Le 08 septembre 2026, le ministre de l’économie et des finances, Aboubakar Nacanabo a remis au ministre de la guerre et de la défense patriotique, le général de division Célestin Simporé, un important lot de matériels sensibles dont 107 équipements de connexion satellitaire Starlink. La saisie de ces équipements saisis par la brigade mobile des douanes de Bobo-Dioulasso constitue un acte symbolique dans la lutte contre le terrorisme au Burkina.
Selon les chercheurs de la Global Initiative Against Transnational Organized Crime (GI-TOC), des groupes extrémistes violents au Sahel, notamment le Jama’at Nasr al-Islam wal Muslimin (JNIM) et la Province de l’État islamique en Afrique de l’Ouest (ISWAP), exploitent Starlink pour renforcer leurs capacités opérationnelles car ce sont des outils de communication préférés des terroristes du Sahel car plus pratiques et abordables que les téléphones satellitaires Thuraya. Ces équipements sont utilisés aussi par les trafiquants qui utilisent légalement ces appareils pour échapper aux forces de l’ordre et entretenir des commerces illicites.

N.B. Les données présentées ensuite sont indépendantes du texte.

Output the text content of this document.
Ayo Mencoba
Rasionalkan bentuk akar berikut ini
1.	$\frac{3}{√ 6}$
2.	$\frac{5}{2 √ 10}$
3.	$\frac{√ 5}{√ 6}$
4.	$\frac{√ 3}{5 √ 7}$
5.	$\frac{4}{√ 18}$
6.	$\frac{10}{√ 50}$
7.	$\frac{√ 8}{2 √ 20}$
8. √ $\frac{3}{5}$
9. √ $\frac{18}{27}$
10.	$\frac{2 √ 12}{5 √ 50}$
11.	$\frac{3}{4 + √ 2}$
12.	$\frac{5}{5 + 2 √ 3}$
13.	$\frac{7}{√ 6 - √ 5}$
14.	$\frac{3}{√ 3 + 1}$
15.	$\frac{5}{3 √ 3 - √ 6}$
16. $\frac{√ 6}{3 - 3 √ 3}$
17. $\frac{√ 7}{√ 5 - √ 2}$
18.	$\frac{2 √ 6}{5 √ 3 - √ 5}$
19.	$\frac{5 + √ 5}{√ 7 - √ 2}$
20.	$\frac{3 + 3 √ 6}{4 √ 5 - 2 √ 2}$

Selon GI-TOC, les équipements Starlink se composent de petits éléments portables composés d’une antenne parabolique, d’une alimentation électrique, des câbles, d’un socle et d’un routeur Wi-Fi. Les groupes terroristes les démontent pour faire passer les composantes en contrebande au milieu d’autres articles afin d’éviter la détection. Lorsqu’ils les remontent, ces équipements permettent aux terroristes de maintenir des communications, se connecter à internet par satellite en vue de coordonner des mouvements sans nécessiter d’infrastructure de télécommunication locale aggravant ainsi les défis sécuritaires dans des zones reculées.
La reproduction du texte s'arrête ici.